Hi,
I’m experiencing an unexpected rate limit categorization issue with Grounding with Google Search on the Gemini API.
Environment
- Tier: Tier 3
- Model specified in code: gemini-2.5-flash
- API: Gemini Developer API (generativelanguage.googleapis.com/v1beta)
- Tool used: google_search (for Grounding with Google Search)
Issue
When I make generateContent requests with the google_search tool enabled using model gemini-2.5-flash, the grounding usage is being counted under the “Gemini 3”
category in the AI Studio Rate Limits dashboard — not under “Gemini 2.5”.
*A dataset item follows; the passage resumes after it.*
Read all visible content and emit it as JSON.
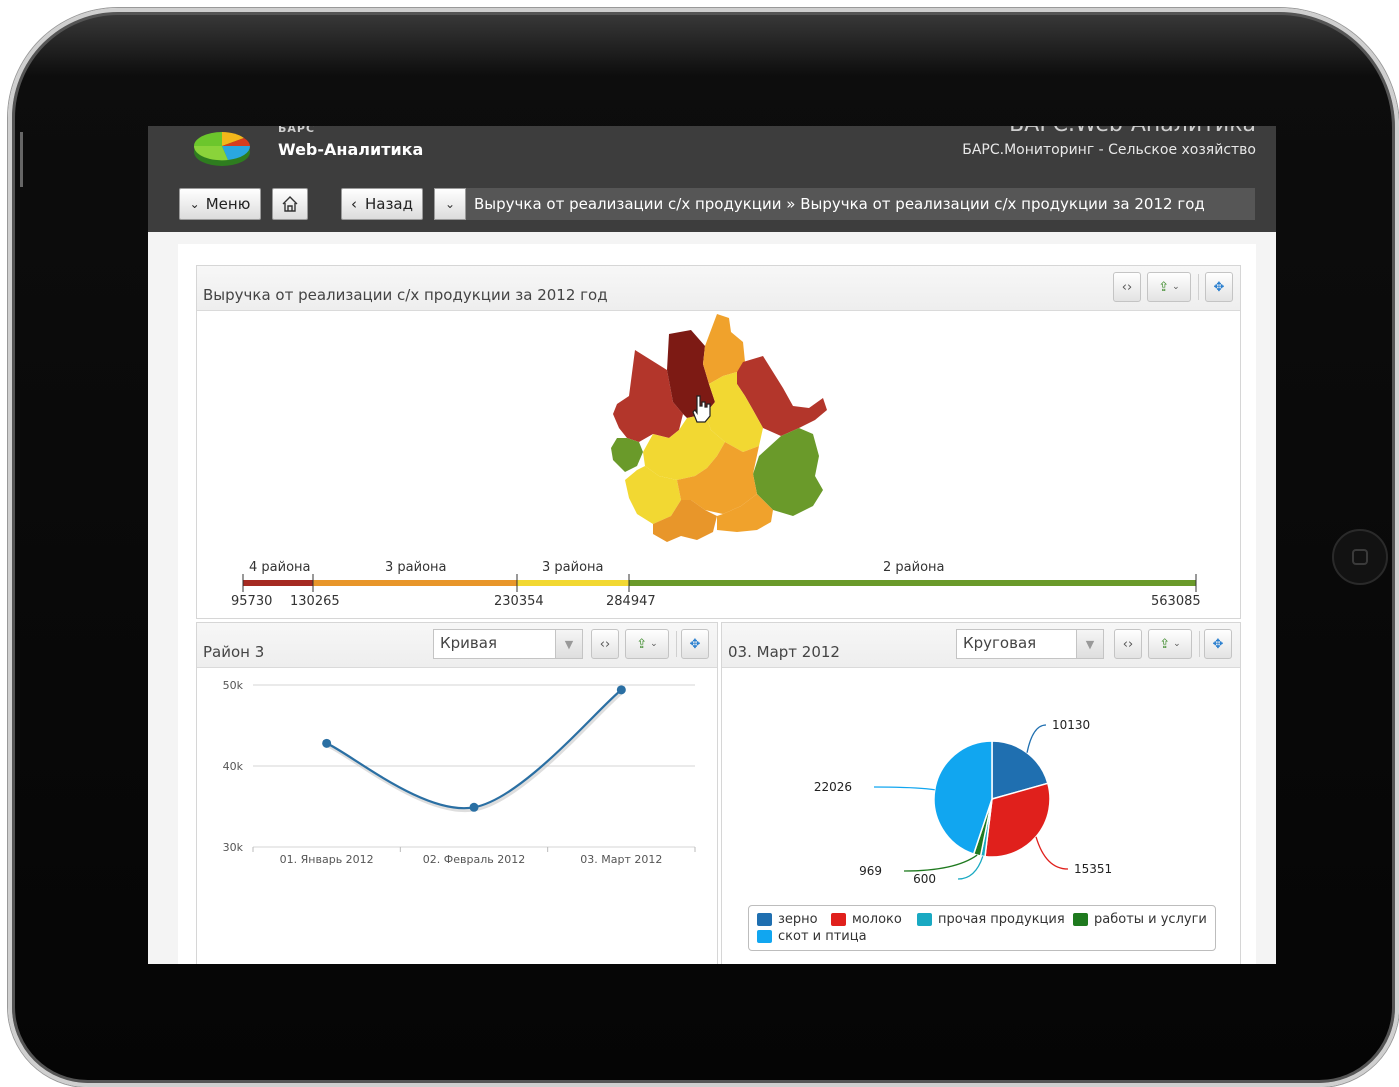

What I see in the Rate Limits dashboard:
┌────────────┬──────────────────┬──────────────────────────┐
│ Category │ Type │ Usage │
├────────────┼──────────────────┼──────────────────────────┤
│ Gemini 2.5 │ Search Grounding │ 793 / 5K │
├────────────┼──────────────────┼──────────────────────────┤
│ Gemini 3 │ Search Grounding │ 1,640 / 1,500 (exceeded) │
└────────────┴──────────────────┴──────────────────────────┘
What I expect:
All grounding requests should be counted under Gemini 2.5, since my code explicitly specifies gemini-2.5-flash as the model. I do not use any Gemini 3 model in my
codebase.
Code snippet
const url = https://generativelanguage.googleapis.com/v1beta/models/gemini-2.5-flash:generateContent?key=${apiKey};
const body = {
contents: [{ role: “user”, parts: [{ text: prompt }] }],
tools: [{ google_search: {} }],
};
const response = await fetch(url, {
method: “POST”,
headers: { “Content-Type”: “application/json” },
body: JSON.stringify(body),
});
Impact
- The Gemini 3 grounding quota (1,500) has been exceeded, causing 429 RESOURCE_EXHAUSTED errors.
- On Tier 3, the Gemini 2.5 grounding free tier is 1,500 RPD. If all requests were correctly categorized under Gemini 2.5, the combined total (~2,400) would still
exceed the free tier but would not hit a hard rate limit at 1,500. - Additionally, this misclassification may result in incorrect billing, as Gemini 3 uses per-query billing while Gemini 2.5 uses per-prompt billing.
Questions
- Is this a known issue with how grounding requests are categorized in the rate limit dashboard?
- Are gemini-2.5-flash grounding requests being internally routed through a Gemini 3 model?
- If this is a bug, is there a workaround to ensure requests are counted under the correct model category?
Any clarification would be greatly appreciated. Thank you.